第12話 休養の数日
ナハトが目を覚ましてから一週間が過ぎた頃、ベッドまで聞こえてきた噂があった。
護衛長レーラーが、ノインとの手合わせで不覚を取ったというのである。
王都の剣術指南役であった先代当主と互角かそれ以上と言われるレーラーは、ナハトの命の恩人であり、剣の師でもある。
隠形の魔法を発動させれば背後を取ることは出来るが、まともに立ち会って勝てる見込みはまず無い。
「先生が手加減しただけだって、みんな言ってるけどね」
見舞いに来たシュティレはすげなかったが、ナハトにはそうは思えなかった。
おそらく、その立ち合いはロイエが指示したものだ。
ノインの能力を、レーラーを以って推し量ろうとしたのだ。
「シュティレは、実際にその場を見てはいないのか?」
「ええ。睡眠不足にならないように、仮眠をとってたから」
なるほど、目の下の隈はきれいに無くなっている。
自分の助言が功を奏したらしい。
だが、その代わりなのか何なのか、シュティレはこのところずっと不機嫌そうに見える。
健康を取り戻したのだからもう少し機嫌がよくてもよさそうなものだが――と思いながら、ナハトはこれまでの経験をいくつか思い出して言葉を飲み込んだ。
以前から、自分が疑問に思ったことを口にしたせいでこの女性の機嫌を損ねてしまうことが多々あった。主君からもよく「貴方は言葉が足りない」と苦笑されるが、何がどう足りないのかが分からない。それならばいっそ、何も言わない方がいいというものだ。
「ノインに怪我はなかったのか?」
シュティレの表情が陰った。
今の質問の何が悪かったのか、まるで分からない。
主君が家人と認めた者――いわば同僚の身を案じるのは、ごく自然なことだ。
それは、言葉足らずの自分などの見舞いに足しげく通ってくれるシュティレこそが分かっていると思うのだが。
「――彼女は元気そのものよ。
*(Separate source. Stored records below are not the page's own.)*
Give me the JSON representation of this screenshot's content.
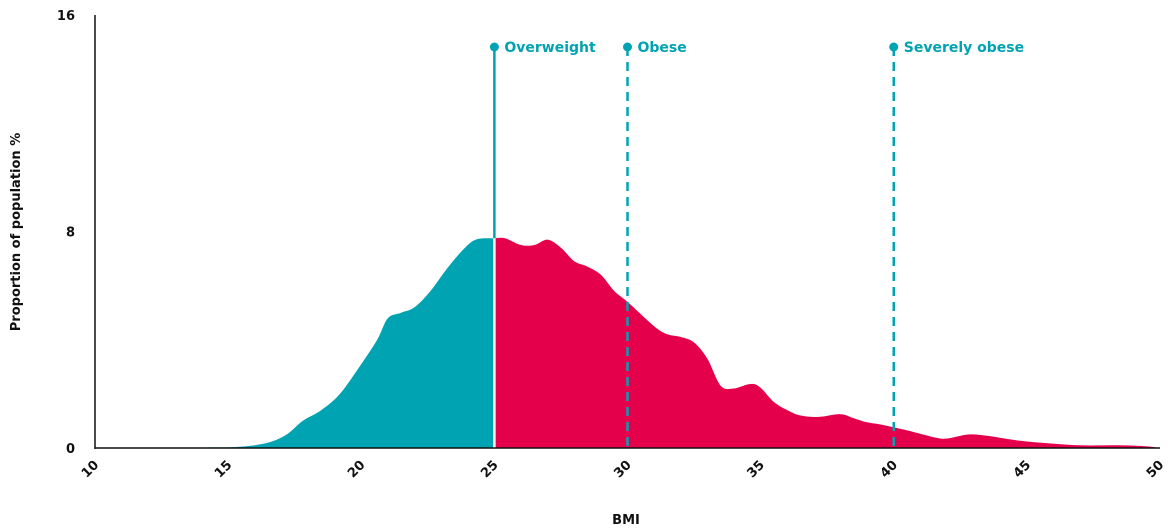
{
  "chart_data": {
    "type": "area",
    "xlabel": "BMI",
    "ylabel": "Proportion of population %",
    "xlim": [
      10,
      50
    ],
    "ylim": [
      0,
      16
    ],
    "x_ticks": [
      "10",
      "15",
      "20",
      "25",
      "30",
      "35",
      "40",
      "45",
      "50"
    ],
    "y_ticks": [
      "0",
      "8",
      "16"
    ],
    "grid": false,
    "split_at": 25,
    "colors": {
      "below": "#00a3b1",
      "above": "#e4004b",
      "axis": "#111111"
    },
    "points": [
      [
        10,
        0
      ],
      [
        14,
        0.02
      ],
      [
        15.5,
        0.05
      ],
      [
        16.5,
        0.2
      ],
      [
        17.2,
        0.5
      ],
      [
        17.8,
        1.0
      ],
      [
        18.5,
        1.4
      ],
      [
        19.2,
        2.0
      ],
      [
        20,
        3.1
      ],
      [
        20.6,
        4.0
      ],
      [
        21,
        4.8
      ],
      [
        21.5,
        5.0
      ],
      [
        22,
        5.2
      ],
      [
        22.6,
        5.8
      ],
      [
        23.2,
        6.6
      ],
      [
        23.8,
        7.3
      ],
      [
        24.3,
        7.7
      ],
      [
        25,
        7.75
      ],
      [
        25.4,
        7.75
      ],
      [
        26,
        7.5
      ],
      [
        26.5,
        7.5
      ],
      [
        27,
        7.7
      ],
      [
        27.5,
        7.4
      ],
      [
        28,
        6.9
      ],
      [
        28.5,
        6.7
      ],
      [
        29,
        6.4
      ],
      [
        29.5,
        5.8
      ],
      [
        30,
        5.4
      ],
      [
        31,
        4.5
      ],
      [
        31.5,
        4.2
      ],
      [
        32,
        4.1
      ],
      [
        32.5,
        3.9
      ],
      [
        33,
        3.3
      ],
      [
        33.5,
        2.3
      ],
      [
        34,
        2.2
      ],
      [
        34.8,
        2.35
      ],
      [
        35.5,
        1.7
      ],
      [
        36,
        1.4
      ],
      [
        36.5,
        1.2
      ],
      [
        37.2,
        1.15
      ],
      [
        38,
        1.25
      ],
      [
        38.5,
        1.1
      ],
      [
        39,
        0.95
      ],
      [
        39.6,
        0.85
      ],
      [
        40.5,
        0.65
      ],
      [
        41.5,
        0.4
      ],
      [
        42,
        0.35
      ],
      [
        42.8,
        0.5
      ],
      [
        43.5,
        0.45
      ],
      [
        44.5,
        0.3
      ],
      [
        45.5,
        0.2
      ],
      [
        47,
        0.1
      ],
      [
        48.5,
        0.1
      ],
      [
        49.5,
        0.06
      ],
      [
        50,
        0
      ]
    ],
    "markers": [
      {
        "x": 25,
        "label": "Overweight",
        "style": "solid"
      },
      {
        "x": 30,
        "label": "Obese",
        "style": "dashed"
      },
      {
        "x": 40,
        "label": "Severely obese",
        "style": "dashed"
      }
    ]
  }
}
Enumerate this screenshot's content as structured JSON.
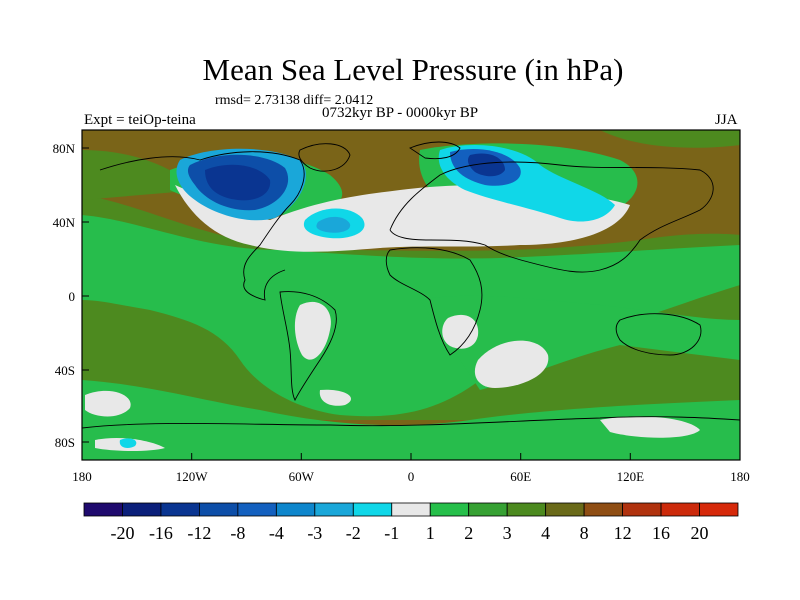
{
  "title": "Mean Sea Level Pressure (in hPa)",
  "stats_line": "rmsd= 2.73138 diff= 2.0412",
  "period": "0732kyr BP - 0000kyr BP",
  "experiment": "Expt = teiOp-teina",
  "season": "JJA",
  "lat_labels": [
    "80N",
    "40N",
    "0",
    "40S",
    "80S"
  ],
  "lon_labels": [
    "180",
    "120W",
    "60W",
    "0",
    "60E",
    "120E",
    "180"
  ],
  "colorbar": {
    "labels": [
      "-20",
      "-16",
      "-12",
      "-8",
      "-4",
      "-3",
      "-2",
      "-1",
      "1",
      "2",
      "3",
      "4",
      "8",
      "12",
      "16",
      "20"
    ],
    "colors": [
      "#1f0a6e",
      "#0b1f7a",
      "#0a3591",
      "#0d4ea8",
      "#1360bf",
      "#0e86cc",
      "#1aa7d9",
      "#10d7e8",
      "#e8e8e8",
      "#26bf4a",
      "#36a133",
      "#4c8a1f",
      "#6a6a19",
      "#8f4e14",
      "#b0320e",
      "#cc2a0b",
      "#d6290a"
    ]
  },
  "colors": {
    "ocean_brown": "#7a6418",
    "green": "#27bd4c",
    "olive": "#4d8a1f",
    "gray": "#e8e8e8",
    "deep_blue": "#0a3591",
    "cyan": "#10d7e8",
    "land_outline": "#000000"
  }
}
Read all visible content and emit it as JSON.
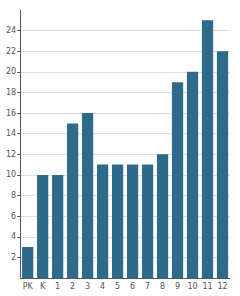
{
  "chart_data": {
    "type": "bar",
    "categories": [
      "PK",
      "K",
      "1",
      "2",
      "3",
      "4",
      "5",
      "6",
      "7",
      "8",
      "9",
      "10",
      "11",
      "12"
    ],
    "values": [
      3,
      10,
      10,
      15,
      16,
      11,
      11,
      11,
      11,
      12,
      19,
      20,
      25,
      22
    ],
    "color": "#2e6b8a",
    "ylim": [
      0,
      26
    ],
    "yticks": [
      2,
      4,
      6,
      8,
      10,
      12,
      14,
      16,
      18,
      20,
      22,
      24
    ],
    "grid": true
  }
}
毎日街の散策に出かけては色々な人と話をしているみたい。おかげで、フェアトラウエン中の殿方が毎日の話題に事欠かないそうよ」
「まぁ、あの美貌だから無理もない」
「――!」
血相が変わる、とはこういうことだろうかと思うほど、シュティレが表情を変えた。
また、まずい言葉を選んだらしい。
だが、容姿に限らず人の良い部分は口にした方がいいと教えてくれたのは、他ならぬシュティレだったと記憶している。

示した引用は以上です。